My parents participated in the charade unwittingly, and although their love for me was not artificial and I did make them happy, they could never admit their disappointment at not being able to have children of their own—although they did eventually conceive. But I’m sure at some point there must’ve been some feelings of failure that they had to dismiss in order to successfully integrate me into the family. This is not something that I know for a fact, and it is not a question I could ever ask my parents. And were I able to ask, I think they would deny it and find it a ridiculous idea. But that’s because the world doesn’t allow adoptive families deal with their complex feelings—so a sulky child and disappointed adults are not the picture we want to have painted of adoption. And don’t even mention the heartbroken biological mother who often had to relinquish her baby because of societal pressures.
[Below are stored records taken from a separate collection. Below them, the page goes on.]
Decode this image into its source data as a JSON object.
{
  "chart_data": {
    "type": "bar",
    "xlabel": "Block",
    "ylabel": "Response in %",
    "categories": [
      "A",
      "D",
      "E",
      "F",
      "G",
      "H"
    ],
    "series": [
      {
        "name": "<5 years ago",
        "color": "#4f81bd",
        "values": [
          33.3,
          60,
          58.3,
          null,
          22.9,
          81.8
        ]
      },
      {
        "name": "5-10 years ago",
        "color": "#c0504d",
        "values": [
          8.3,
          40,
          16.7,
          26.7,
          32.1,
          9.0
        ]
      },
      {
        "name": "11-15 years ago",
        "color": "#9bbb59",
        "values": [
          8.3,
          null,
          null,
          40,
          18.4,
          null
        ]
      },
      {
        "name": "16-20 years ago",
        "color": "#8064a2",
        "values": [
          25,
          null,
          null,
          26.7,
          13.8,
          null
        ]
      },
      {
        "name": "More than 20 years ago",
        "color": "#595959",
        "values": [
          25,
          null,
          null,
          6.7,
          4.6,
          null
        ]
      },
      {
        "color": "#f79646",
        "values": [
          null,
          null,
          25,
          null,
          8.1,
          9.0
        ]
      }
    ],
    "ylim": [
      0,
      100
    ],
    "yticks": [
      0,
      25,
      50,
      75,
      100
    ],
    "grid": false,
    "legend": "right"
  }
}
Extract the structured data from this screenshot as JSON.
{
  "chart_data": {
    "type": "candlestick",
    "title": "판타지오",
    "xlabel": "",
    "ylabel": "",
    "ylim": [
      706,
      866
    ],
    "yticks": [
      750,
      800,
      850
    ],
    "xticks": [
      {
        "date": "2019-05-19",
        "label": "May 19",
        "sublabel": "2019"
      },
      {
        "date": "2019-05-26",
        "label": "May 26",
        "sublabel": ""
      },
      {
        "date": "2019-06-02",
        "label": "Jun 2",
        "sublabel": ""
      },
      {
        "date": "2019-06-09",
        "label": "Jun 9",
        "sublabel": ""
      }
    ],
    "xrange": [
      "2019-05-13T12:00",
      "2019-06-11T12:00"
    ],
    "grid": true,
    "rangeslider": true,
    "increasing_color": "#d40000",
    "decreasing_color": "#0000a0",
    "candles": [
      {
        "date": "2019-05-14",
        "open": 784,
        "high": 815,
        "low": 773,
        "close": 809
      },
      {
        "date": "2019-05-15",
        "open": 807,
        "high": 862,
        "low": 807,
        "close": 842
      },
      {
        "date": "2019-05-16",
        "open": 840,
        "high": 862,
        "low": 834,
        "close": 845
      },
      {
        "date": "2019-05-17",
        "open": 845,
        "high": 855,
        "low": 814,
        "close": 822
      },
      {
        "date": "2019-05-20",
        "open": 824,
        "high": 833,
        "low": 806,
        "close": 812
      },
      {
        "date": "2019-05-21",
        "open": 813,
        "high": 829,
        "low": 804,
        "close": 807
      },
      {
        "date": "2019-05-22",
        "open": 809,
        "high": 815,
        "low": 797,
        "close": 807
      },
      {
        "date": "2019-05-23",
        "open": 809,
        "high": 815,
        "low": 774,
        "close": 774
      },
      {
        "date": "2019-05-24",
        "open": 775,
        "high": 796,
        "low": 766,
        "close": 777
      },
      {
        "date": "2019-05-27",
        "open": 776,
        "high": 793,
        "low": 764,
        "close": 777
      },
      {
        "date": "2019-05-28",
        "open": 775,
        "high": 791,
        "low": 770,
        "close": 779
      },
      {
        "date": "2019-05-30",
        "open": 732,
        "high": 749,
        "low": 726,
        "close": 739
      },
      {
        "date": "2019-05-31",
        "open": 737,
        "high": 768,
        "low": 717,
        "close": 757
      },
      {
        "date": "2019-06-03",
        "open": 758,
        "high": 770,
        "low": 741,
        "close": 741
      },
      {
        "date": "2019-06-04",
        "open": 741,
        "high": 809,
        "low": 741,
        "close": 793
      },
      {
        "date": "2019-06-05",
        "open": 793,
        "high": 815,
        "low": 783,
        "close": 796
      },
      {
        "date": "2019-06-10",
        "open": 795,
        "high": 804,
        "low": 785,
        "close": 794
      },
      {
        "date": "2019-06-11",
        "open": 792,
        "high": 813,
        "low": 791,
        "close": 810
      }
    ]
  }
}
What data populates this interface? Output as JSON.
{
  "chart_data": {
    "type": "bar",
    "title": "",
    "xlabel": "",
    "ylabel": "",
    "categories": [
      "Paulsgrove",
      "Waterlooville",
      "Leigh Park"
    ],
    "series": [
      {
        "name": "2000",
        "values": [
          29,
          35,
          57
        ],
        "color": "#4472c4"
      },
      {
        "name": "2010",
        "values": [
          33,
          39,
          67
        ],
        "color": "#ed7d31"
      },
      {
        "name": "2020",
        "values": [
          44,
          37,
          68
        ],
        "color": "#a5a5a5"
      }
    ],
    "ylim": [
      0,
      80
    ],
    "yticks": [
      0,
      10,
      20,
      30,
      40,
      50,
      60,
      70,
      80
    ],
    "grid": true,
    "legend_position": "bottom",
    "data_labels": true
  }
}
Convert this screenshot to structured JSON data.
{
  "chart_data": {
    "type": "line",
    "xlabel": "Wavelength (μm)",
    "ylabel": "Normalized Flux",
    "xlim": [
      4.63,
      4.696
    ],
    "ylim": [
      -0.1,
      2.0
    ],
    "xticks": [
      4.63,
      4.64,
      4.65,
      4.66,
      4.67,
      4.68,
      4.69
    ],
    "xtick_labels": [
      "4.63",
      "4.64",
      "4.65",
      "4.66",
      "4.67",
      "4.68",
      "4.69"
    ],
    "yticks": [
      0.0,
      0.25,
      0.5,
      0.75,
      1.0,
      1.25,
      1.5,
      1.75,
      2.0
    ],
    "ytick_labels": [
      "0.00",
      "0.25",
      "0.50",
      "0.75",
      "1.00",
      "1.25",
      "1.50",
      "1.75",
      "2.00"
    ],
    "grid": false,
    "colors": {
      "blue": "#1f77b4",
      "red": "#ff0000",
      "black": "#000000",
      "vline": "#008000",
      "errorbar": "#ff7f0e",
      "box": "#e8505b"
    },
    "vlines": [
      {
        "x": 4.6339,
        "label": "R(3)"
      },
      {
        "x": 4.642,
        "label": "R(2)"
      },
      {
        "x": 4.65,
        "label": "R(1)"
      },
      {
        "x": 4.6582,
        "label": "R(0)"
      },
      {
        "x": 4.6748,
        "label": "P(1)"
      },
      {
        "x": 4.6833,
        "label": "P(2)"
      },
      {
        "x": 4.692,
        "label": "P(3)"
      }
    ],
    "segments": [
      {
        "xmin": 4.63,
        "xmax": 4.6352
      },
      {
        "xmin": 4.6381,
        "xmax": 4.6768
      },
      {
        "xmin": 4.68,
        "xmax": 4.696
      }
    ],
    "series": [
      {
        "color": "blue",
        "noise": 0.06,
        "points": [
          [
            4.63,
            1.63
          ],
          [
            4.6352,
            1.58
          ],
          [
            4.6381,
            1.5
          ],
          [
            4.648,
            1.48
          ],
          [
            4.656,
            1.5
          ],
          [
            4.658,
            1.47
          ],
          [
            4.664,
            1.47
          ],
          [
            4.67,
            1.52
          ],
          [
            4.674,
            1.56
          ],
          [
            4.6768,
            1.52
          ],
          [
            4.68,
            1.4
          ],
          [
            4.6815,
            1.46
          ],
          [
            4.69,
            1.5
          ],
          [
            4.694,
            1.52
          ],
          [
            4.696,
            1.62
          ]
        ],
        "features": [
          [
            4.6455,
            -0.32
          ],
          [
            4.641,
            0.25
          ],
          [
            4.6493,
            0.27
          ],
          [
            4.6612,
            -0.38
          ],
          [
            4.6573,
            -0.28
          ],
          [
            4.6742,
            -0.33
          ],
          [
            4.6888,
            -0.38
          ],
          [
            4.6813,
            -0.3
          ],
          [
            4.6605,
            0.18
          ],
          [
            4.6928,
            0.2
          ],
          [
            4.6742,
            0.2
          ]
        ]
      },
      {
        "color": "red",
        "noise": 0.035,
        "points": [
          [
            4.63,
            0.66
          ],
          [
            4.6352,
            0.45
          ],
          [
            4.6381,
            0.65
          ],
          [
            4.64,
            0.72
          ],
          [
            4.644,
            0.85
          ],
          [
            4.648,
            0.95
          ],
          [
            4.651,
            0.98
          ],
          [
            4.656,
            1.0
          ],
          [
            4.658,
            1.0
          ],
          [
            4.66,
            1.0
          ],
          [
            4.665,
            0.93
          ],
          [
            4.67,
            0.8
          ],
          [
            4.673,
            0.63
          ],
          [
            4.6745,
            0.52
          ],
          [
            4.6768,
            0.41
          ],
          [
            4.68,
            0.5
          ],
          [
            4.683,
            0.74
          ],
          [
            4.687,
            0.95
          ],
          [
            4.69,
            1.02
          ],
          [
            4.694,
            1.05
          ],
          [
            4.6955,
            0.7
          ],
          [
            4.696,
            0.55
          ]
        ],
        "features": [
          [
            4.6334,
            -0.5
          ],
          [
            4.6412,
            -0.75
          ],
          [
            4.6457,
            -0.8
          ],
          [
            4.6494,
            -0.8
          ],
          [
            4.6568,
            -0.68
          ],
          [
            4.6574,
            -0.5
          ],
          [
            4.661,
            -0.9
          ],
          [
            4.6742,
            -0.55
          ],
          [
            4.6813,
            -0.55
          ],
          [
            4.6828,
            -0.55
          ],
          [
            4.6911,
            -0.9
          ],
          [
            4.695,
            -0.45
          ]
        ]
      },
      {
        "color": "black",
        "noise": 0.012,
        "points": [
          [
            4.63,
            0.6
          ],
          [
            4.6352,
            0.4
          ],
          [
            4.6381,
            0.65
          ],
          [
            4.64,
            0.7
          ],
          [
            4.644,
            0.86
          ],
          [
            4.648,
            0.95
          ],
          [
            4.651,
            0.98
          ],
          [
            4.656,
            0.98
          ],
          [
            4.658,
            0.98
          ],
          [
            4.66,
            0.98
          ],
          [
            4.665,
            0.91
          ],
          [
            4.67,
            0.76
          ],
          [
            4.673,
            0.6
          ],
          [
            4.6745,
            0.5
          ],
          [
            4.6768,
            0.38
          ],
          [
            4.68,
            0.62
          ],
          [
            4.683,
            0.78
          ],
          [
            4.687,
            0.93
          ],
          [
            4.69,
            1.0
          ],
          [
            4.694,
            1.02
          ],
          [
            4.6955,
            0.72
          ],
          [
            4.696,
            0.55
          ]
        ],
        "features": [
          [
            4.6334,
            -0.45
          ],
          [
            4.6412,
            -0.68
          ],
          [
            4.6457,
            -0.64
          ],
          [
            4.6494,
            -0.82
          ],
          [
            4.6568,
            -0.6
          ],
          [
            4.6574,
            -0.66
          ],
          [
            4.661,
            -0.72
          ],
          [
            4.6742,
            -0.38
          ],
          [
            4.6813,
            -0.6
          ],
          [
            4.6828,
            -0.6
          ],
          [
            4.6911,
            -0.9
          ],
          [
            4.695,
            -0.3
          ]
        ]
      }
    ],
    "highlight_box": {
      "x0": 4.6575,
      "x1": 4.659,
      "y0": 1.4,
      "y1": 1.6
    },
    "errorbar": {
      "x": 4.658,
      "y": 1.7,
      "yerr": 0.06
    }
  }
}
Photo by Phil Hearing on Unsplash

As for my unravelling, it was a prolonged one and it took me into late adult years. I didn’t understand for the longest time the theater of adoption, and it was only after I got sober and after I started educating myself that I was able to analyze what happened and be able to heal from the trauma. Today, I can look at the theater of adoption and understand the directions, I can face some uncomfortable truths, and I can find joy in recovery. I can also appreciate the complexity of what I’ve gone through, and I can help others like me to solve their own puzzles of origin, and, hopefully, help them to heal and stop the unravelling.